Table 1: parameters varied in the Monte Carlo simulation. *Fewer REPLI-g cycles were used for larger starting amounts of DNA due to computational limitations.
The full steps for the Monte Carlo simulation are as follows (repeated 100 times for each parameter combination):
Step 1: Generate DNA population: Generate a population of DNA fragments using 1’s and 0’s to represent DNA (to simplify things). The size of a fragment is equal to the size of the sequenced area in the MiSeq data (3,172 basepairs). How many DNA fragments correspond to a given nanogram amount of DNA (N_dna) is based on the literature.
Step 2: REPLI-g PCR: Simulate N_repli PCR cycles. Each cycle a DNA fragment has a probability P_effi of being duplicated. Each basepair in the DNA fragment has a probability P_err of being copied wrong.
Step 3: Binomial sampling: Sample each DNA fragment from Step 2 with probability P_samp.
Step 4: TruSeq PCR: Simulate N_tru PCR cycles. Each cycle a DNA fragment has a probability P_effi of being duplicated. Each basepair the DNA fragment has a probability P_err of being copied wrong.
Results
I performed 100 simulations for each parameter combination. At the end of each simulation I identified the mutation (resulting from PCR error) with maximum allele frequency, which I will call maximum variant allele frequency (MVAF). Figures 3, 4, and 5 plot the MVAF values against the various parameter settings. The resulting trends generally make sense. All three figures show that with smaller starting amounts of DNA you can get values of MVAF. Higher polymerase error rates, less PCR efficiency, and taking a smaller sample between the PCR steps can also all result in higher MVAF values. However, the important finding is that the MVAF values never get much higher than 2%. And keep in mind that MVAF only records the PCR error with the highest frequency in the simulation; there can be tens to hundreds of other PCR errors that occurred in the simulation. Hence, these results indicate that the mutations that I am observing in my dataset are unlikely to be the result of PCR errors.

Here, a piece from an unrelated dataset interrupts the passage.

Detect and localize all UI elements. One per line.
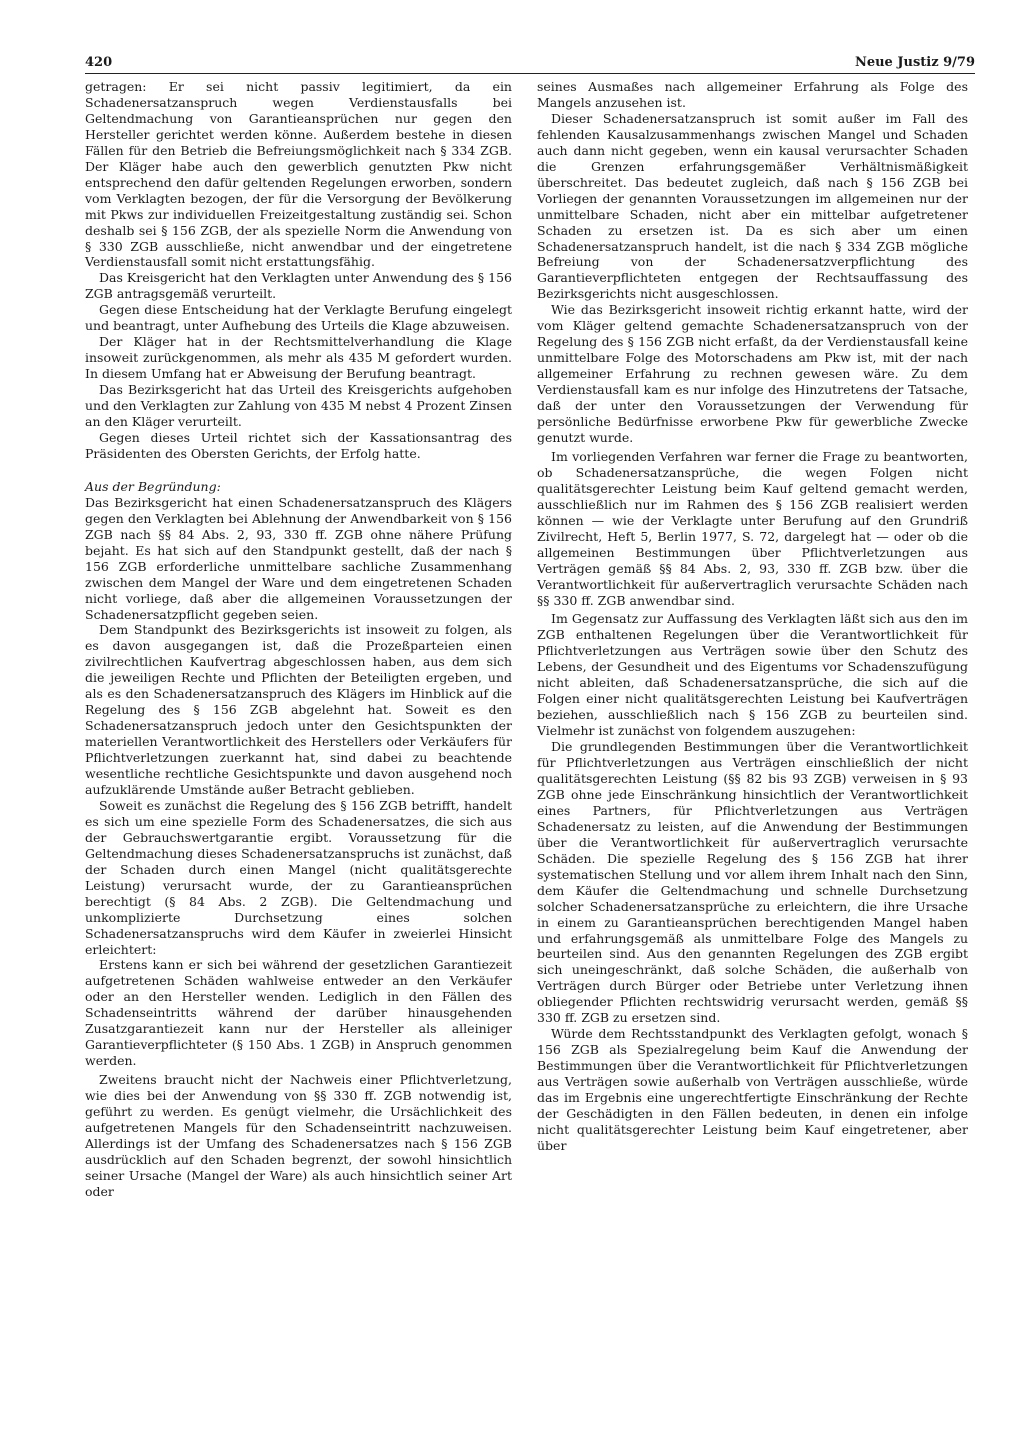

Figure 3: Maximum variant allele frequency (MVAF) values for various amounts of starting DNA and polymerase error rates.
Figure 4: Maximum variant allele frequency (MVAF) values for various amounts of starting DNA and polymerase error rates.

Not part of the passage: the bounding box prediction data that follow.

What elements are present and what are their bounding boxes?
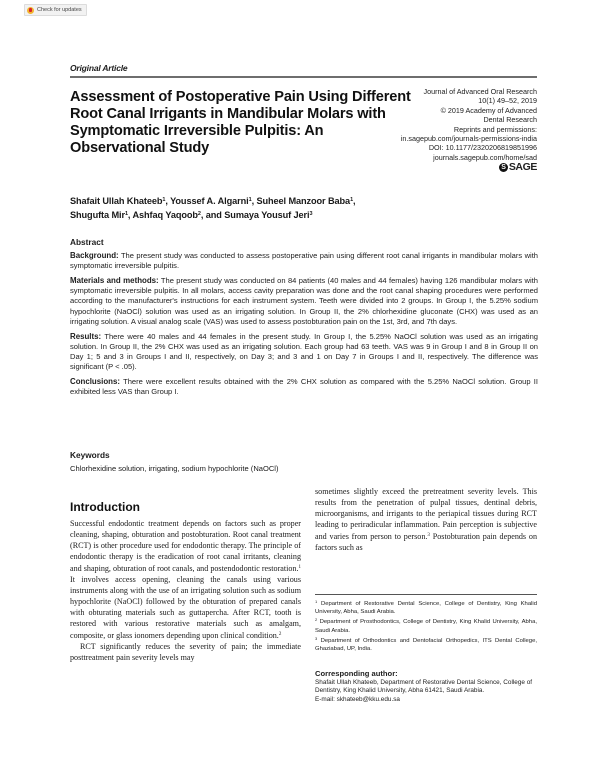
author-affiliation-mark: 1 — [162, 197, 166, 203]
affiliation-item — [315, 616, 537, 634]
journal-meta — [400, 87, 537, 173]
author-separator: , — [251, 196, 257, 206]
author-affiliation-mark: 1 — [124, 211, 128, 217]
author: Ashfaq Yaqoob — [132, 210, 198, 220]
corresponding-author — [315, 670, 537, 704]
abstract-section-text: There were excellent results obtained with the 2% CHX solution as compared with the 5.25% NaOCl solution. Group II exhibited less VAS than Group I. — [70, 377, 538, 397]
citation-ref[interactable]: 1 — [298, 565, 301, 570]
abstract-background — [70, 251, 538, 271]
author-list — [70, 194, 530, 222]
check-for-updates-badge[interactable] — [24, 4, 87, 16]
introduction-heading: Introduction — [70, 500, 140, 514]
abstract-heading: Abstract — [70, 237, 104, 247]
intro-paragraph: RCT significantly reduces the severity of pain; the immediate posttreatment pain severity levels may — [70, 642, 301, 662]
affiliations — [315, 598, 537, 653]
affiliation-item — [315, 598, 537, 616]
affiliation-text: Department of Restorative Dental Science, College of Dentistry, King Khalid University, Abha, Saudi Arabia. — [315, 601, 537, 616]
author-separator: , — [165, 196, 171, 206]
reprints-link[interactable]: in.sagepub.com/journals-permissions-india — [400, 134, 537, 144]
abstract-section-text: The present study was conducted on 84 patients (40 males and 44 females) having 126 mandibular molars with symptomatic irreversible pulpitis. In all molars, access cavity preparation was done and the root canal shaping procedures were performed according to the manufacturer's instructions for each instrument system. Teeth were divided into 2 groups. In Group I, the 5.25% sodium hypochlorite (NaOCl) solution was used as an irrigating solution. In Group II, the 2% chlorhexidine gluconate (CHX) was used as an irrigating solution. A visual analog scale (VAS) was used to assess postobturation pain on the 1st, 3rd, and 7th days. — [70, 276, 538, 326]
affiliation-number: 2 — [315, 617, 318, 623]
author-affiliation-mark: 1 — [248, 197, 252, 203]
reprints-label: Reprints and permissions: — [453, 124, 537, 134]
affiliation-number: 3 — [315, 635, 318, 641]
abstract-methods — [70, 276, 538, 326]
journal-volume: 10(1) 49–52, 2019 — [478, 96, 537, 106]
affiliation-text: Department of Prosthodontics, College of Dentistry, King Khalid University, Abha, Saudi Arabia. — [315, 619, 537, 634]
abstract-section-label: Conclusions: — [70, 377, 120, 387]
author: Shugufta Mir — [70, 210, 125, 220]
keywords-heading: Keywords — [70, 450, 110, 460]
footnote-rule — [315, 594, 537, 595]
author: Sumaya Yousuf Jeri — [224, 210, 310, 220]
sage-logo-icon: S — [499, 163, 508, 172]
copyright-line: © 2019 Academy of Advanced — [440, 105, 537, 115]
abstract-section-label: Materials and methods: — [70, 276, 159, 286]
author-affiliation-mark: 3 — [309, 211, 313, 217]
corresponding-author-email[interactable]: E-mail: skhateeb@kku.edu.sa — [315, 695, 400, 703]
abstract-section-label: Results: — [70, 331, 102, 341]
article-title: Assessment of Postoperative Pain Using Different Root Canal Irrigants in Mandibular Molars with Symptomatic Irreversible Pulpitis: An Observational Study — [70, 89, 411, 156]
intro-right-column — [315, 486, 537, 553]
keywords — [70, 450, 538, 474]
doi-link[interactable]: DOI: 10.1177/2320206819851996 — [428, 143, 537, 153]
check-for-updates-label: Check for updates — [37, 7, 82, 13]
author-separator: , and — [200, 210, 225, 220]
intro-left-column — [70, 518, 301, 663]
intro-paragraph — [70, 518, 301, 641]
author: Youssef A. Algarni — [170, 196, 249, 206]
abstract-section-text: The present study was conducted to assess postoperative pain using different root canal irrigants in mandibular molars with symptomatic irreversible pulpitis. — [70, 251, 538, 271]
author: Shafait Ullah Khateeb — [70, 196, 163, 206]
update-bookmark-icon — [27, 7, 34, 14]
author-affiliation-mark: 1 — [350, 197, 354, 203]
author-affiliation-mark: 2 — [197, 211, 201, 217]
journal-name: Journal of Advanced Oral Research — [423, 87, 537, 96]
paragraph-text: Postobturation pain depends on factors such as — [315, 532, 538, 552]
abstract-section-text: There were 40 males and 44 females in the present study. In Group I, the 5.25% NaOCl solution was used as an irrigating solution. In Group II, the 2% CHX was used as an irrigating solution. Each group had 63 teeth. VAS was 9 in Group I and 8 in Group II on Day 1; 5 and 3 in Groups I and II, respectively, on Day 3; and 3 and 1 on Day 7 in Groups I and II, respectively. The difference was significant (P < .05). — [70, 331, 538, 372]
publisher-logo — [400, 163, 537, 172]
affiliation-item — [315, 635, 537, 653]
intro-paragraph — [315, 486, 537, 553]
journal-homepage-link[interactable]: journals.sagepub.com/home/sad — [433, 152, 537, 162]
paragraph-text: sometimes slightly exceed the pretreatment severity levels. This results from the penetration of pulpal tissues, dentinal debris, microorganisms, and irrigants to the periapical tissues during RCT leading to periradicular inflammation. Pain perception is subjective and varies from person to person. — [315, 487, 537, 541]
affiliation-text: Department of Orthodontics and Dentofacial Orthopedics, ITS Dental College, Ghaziabad, UP, India. — [315, 637, 537, 653]
keywords-text: Chlorhexidine solution, irrigating, sodium hypochlorite (NaOCl) — [70, 464, 279, 473]
citation-ref[interactable]: 3 — [427, 533, 430, 538]
corresponding-author-heading: Corresponding author: — [315, 669, 398, 678]
paragraph-text: Successful endodontic treatment depends on factors such as proper cleaning, shaping, obturation and postobturation. Root canal treatment (RCT) is other procedure used for endodontic therapy. The principle of endodontic therapy is the eradication of root canal irritants, cleaning and shaping, obturation of root canals, and postendodontic restoration. — [70, 519, 301, 573]
citation-ref[interactable]: 2 — [278, 632, 282, 637]
affiliation-number: 1 — [315, 599, 318, 604]
article-type-label: Original Article — [70, 63, 128, 73]
header-rule — [70, 76, 537, 78]
author-separator: , — [127, 210, 133, 220]
publisher-name: SAGE — [508, 161, 537, 174]
author: Suheel Manzoor Baba — [256, 196, 351, 206]
abstract — [70, 237, 538, 402]
paragraph-text: It involves access opening, cleaning the canals using various instruments along with the use of an irrigating solution such as sodium hypochlorite (NaOCl) followed by the obturation of prepared canals with obturating materials such as guttapercha. After RCT, tooth is restored with various restorative materials such as amalgam, composite, or glass ionomers depending upon clinical condition. — [70, 575, 301, 640]
abstract-results — [70, 332, 538, 372]
abstract-conclusions — [70, 377, 538, 397]
copyright-line-2: Dental Research — [483, 115, 537, 125]
corresponding-author-address: Shafait Ullah Khateeb, Department of Restorative Dental Science, College of Dentistry, King Khalid University, Abha 61421, Saudi Arabia. — [315, 678, 533, 695]
abstract-section-label: Background: — [70, 251, 119, 261]
author-separator: , — [353, 196, 356, 206]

Figure 5: Maximum variant allele frequency (MVAF) values for various amounts of starting DNA and polymerase error rates.
Conclusions
I concluded from this study that PCR errors were not a cause for concern in my dataset. Even with the smallest amount of starting DNA, highest polymerase error rates, and smallest sampling rate in between the two PCRs, the final frequency of PCR errors only got as high as a few percent. Whereas I was looking to see if the frequencies could go 40% or higher becase germline mutations are expected to be around either 50% or 100%. So I could only conclude that the germline mutation mismatch I found in samples from the same patient were caused by sample label mixup.
But I should note that there were some simplifying assumptions that I made which could affect the results, including:
- I modeled DNA using just 0’s and 1’s instead of the four letter alphabet (A, T, C, G). I don’t think this would make a big difference in my findings though.
- I limited the number of PCR cycles simulated for computational reasons. Doing more cycles could result in PCR errors that achieve higher frequency.
References
- REPLI-g Mini Kit
- TruSeq DNA Library Prep Kits
- Kebschull JM, Zador AM. Sources of PCR-induced distortions in high-throughput sequencing data sets. Nucleic Acids Research. 2015 Dec 2;43(21):e143–15.
- Best K, Oakes T, Heather JM, Shawe-Taylor J, Chain B. Computational analysis of stochastic heterogeneity in PCR amplification efficiency revealed by single molecule barcoding. Sci Rep. Nature Publishing Group; 2016 Mar 4;:1–13.